Friday, July 12, 2013

yarn. earl grey. soft.

I've been knitting Anne Hanson's patterns for a few years now. I started with her sock patterns, since many of them can be adapted for toe-up knitting, which is my preferred method for sock knitting.

Then I got interested in lace knitting.

To say Anne Hanson has lace patterns is like saying the Queen has some houses. It doesn't convey the impressiveness of them. They (Anne's patterns, not the Queen's digs) are imaginative, professionally written and detailed, and always have fabulous photos. The first lace pattern of hers I knit was the Fernfrost scarf.

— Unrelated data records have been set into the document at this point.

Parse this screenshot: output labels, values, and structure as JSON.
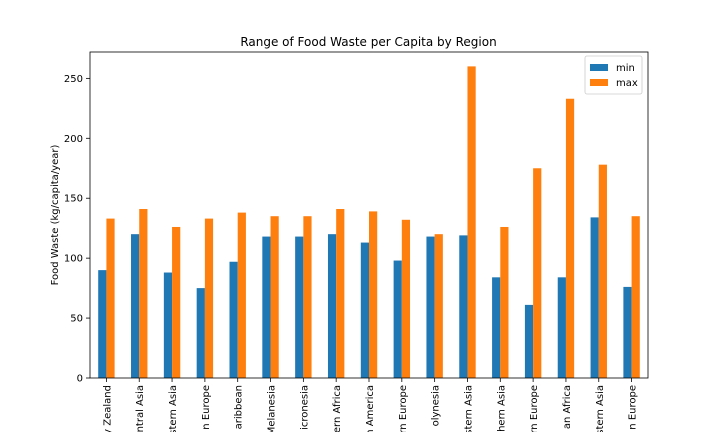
{
  "chart_data": {
    "type": "bar",
    "title": "Range of Food Waste per Capita by Region",
    "xlabel": "",
    "ylabel": "Food Waste (kg/capita/year)",
    "ylim": [
      0,
      272
    ],
    "yticks": [
      0,
      50,
      100,
      150,
      200,
      250
    ],
    "grid": false,
    "legend_position": "top-right",
    "categories": [
      "y Zealand",
      "ntral Asia",
      "stern Asia",
      "n Europe",
      "aribbean",
      "Melanesia",
      "icronesia",
      "ern Africa",
      "n America",
      "rn Europe",
      "olynesia",
      "stern Asia",
      "thern Asia",
      "rn Europe",
      "an Africa",
      "stern Asia",
      "n Europe"
    ],
    "series": [
      {
        "name": "min",
        "color": "#1f77b4",
        "values": [
          90,
          120,
          88,
          75,
          97,
          118,
          118,
          120,
          113,
          98,
          118,
          119,
          84,
          61,
          84,
          134,
          76
        ]
      },
      {
        "name": "max",
        "color": "#ff7f0e",
        "values": [
          133,
          141,
          126,
          133,
          138,
          135,
          135,
          141,
          139,
          132,
          120,
          260,
          126,
          175,
          233,
          178,
          135
        ]
      }
    ]
  }
}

Despite having only knit two other lace patterns ever, I tackled this pattern and won. And wanted to knit more lace. This design has a 32-row pattern repeat, and there is pattern work on both sides, meaning no purl rest row (purling across all the stitches). I'm not sure why I wasn't fazed by any of that. Maybe it was that the pattern width was 69 stitches, so undoing a row to fix a mistake wasn't all that painful.

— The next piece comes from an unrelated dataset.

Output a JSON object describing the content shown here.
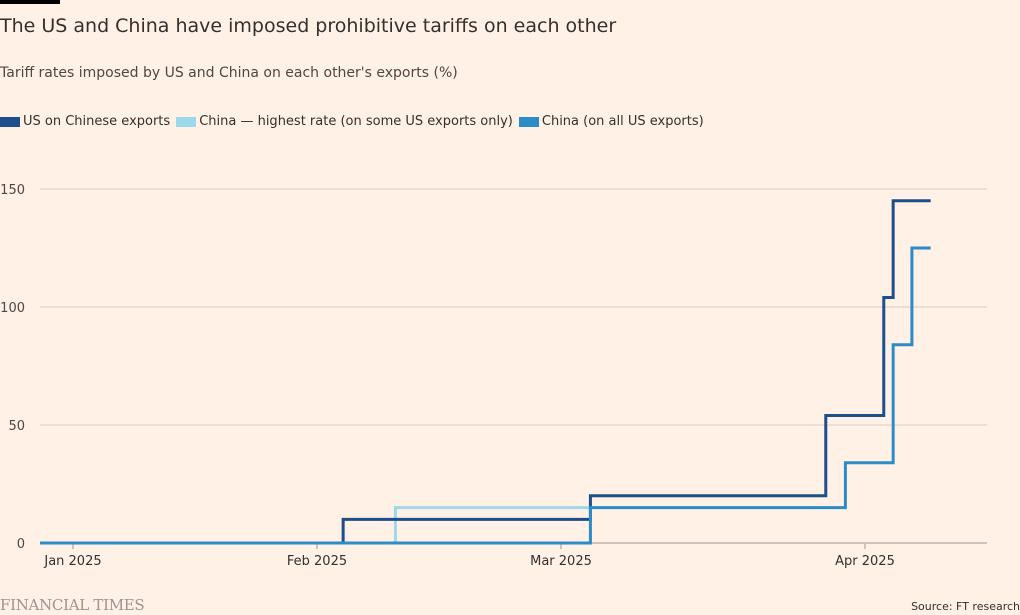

Since then, I've knit the Fallberry scarf,



the Poinsettia cowl,



and the Fall Lines scarf from her pattern line.



Her patterns are always interesting, both to look at and to knit, and I've yet to find a mistake in the instructions or the charts (a rare thing in the knitting world).

My latest effort is the Peu de Pluie scarf, and in her new yarn line, no less.

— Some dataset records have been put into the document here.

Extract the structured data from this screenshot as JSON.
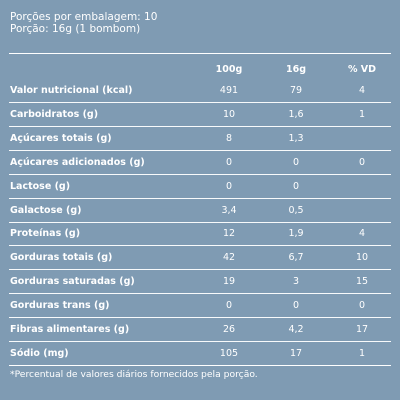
{
  "header": {
    "servings_line": "Porções por embalagem: 10",
    "portion_line": "Porção: 16g (1 bombom)"
  },
  "columns": [
    "100g",
    "16g",
    "% VD"
  ],
  "rows": [
    {
      "label": "Valor nutricional (kcal)",
      "v100": "491",
      "vportion": "79",
      "vd": "4"
    },
    {
      "label": "Carboidratos (g)",
      "v100": "10",
      "vportion": "1,6",
      "vd": "1"
    },
    {
      "label": "Açúcares totais (g)",
      "v100": "8",
      "vportion": "1,3",
      "vd": ""
    },
    {
      "label": "Açúcares adicionados (g)",
      "v100": "0",
      "vportion": "0",
      "vd": "0"
    },
    {
      "label": "Lactose (g)",
      "v100": "0",
      "vportion": "0",
      "vd": ""
    },
    {
      "label": "Galactose (g)",
      "v100": "3,4",
      "vportion": "0,5",
      "vd": ""
    },
    {
      "label": "Proteínas (g)",
      "v100": "12",
      "vportion": "1,9",
      "vd": "4"
    },
    {
      "label": "Gorduras totais (g)",
      "v100": "42",
      "vportion": "6,7",
      "vd": "10"
    },
    {
      "label": "Gorduras saturadas (g)",
      "v100": "19",
      "vportion": "3",
      "vd": "15"
    },
    {
      "label": "Gorduras trans (g)",
      "v100": "0",
      "vportion": "0",
      "vd": "0"
    },
    {
      "label": "Fibras alimentares (g)",
      "v100": "26",
      "vportion": "4,2",
      "vd": "17"
    },
    {
      "label": "Sódio (mg)",
      "v100": "105",
      "vportion": "17",
      "vd": "1"
    }
  ],
  "footnote": "*Percentual de valores diários fornecidos pela porção.",
  "colors": {
    "background": "#7f9bb3",
    "text": "#ffffff"
  }
}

The line is called Bare Naked Wool. It's naturally colored and locally sourced. And it is soft! You can knit with it and wear it next to your skin and not itch at all.



This colorway is Earl Grey. (The name makes me giggle because I don't like Earl Grey tea. The bergamot in it tastes yucky to me. I'll take this yarn over that tea any day.) That animals can grow wool in such a lovely rich color is amazing.



Her yarn line is proving quite popular - new additions often sell out in a day. I'm awaiting my order of worsted weight Chevre, which I will use for a shawl. The grays, I cannot resist them.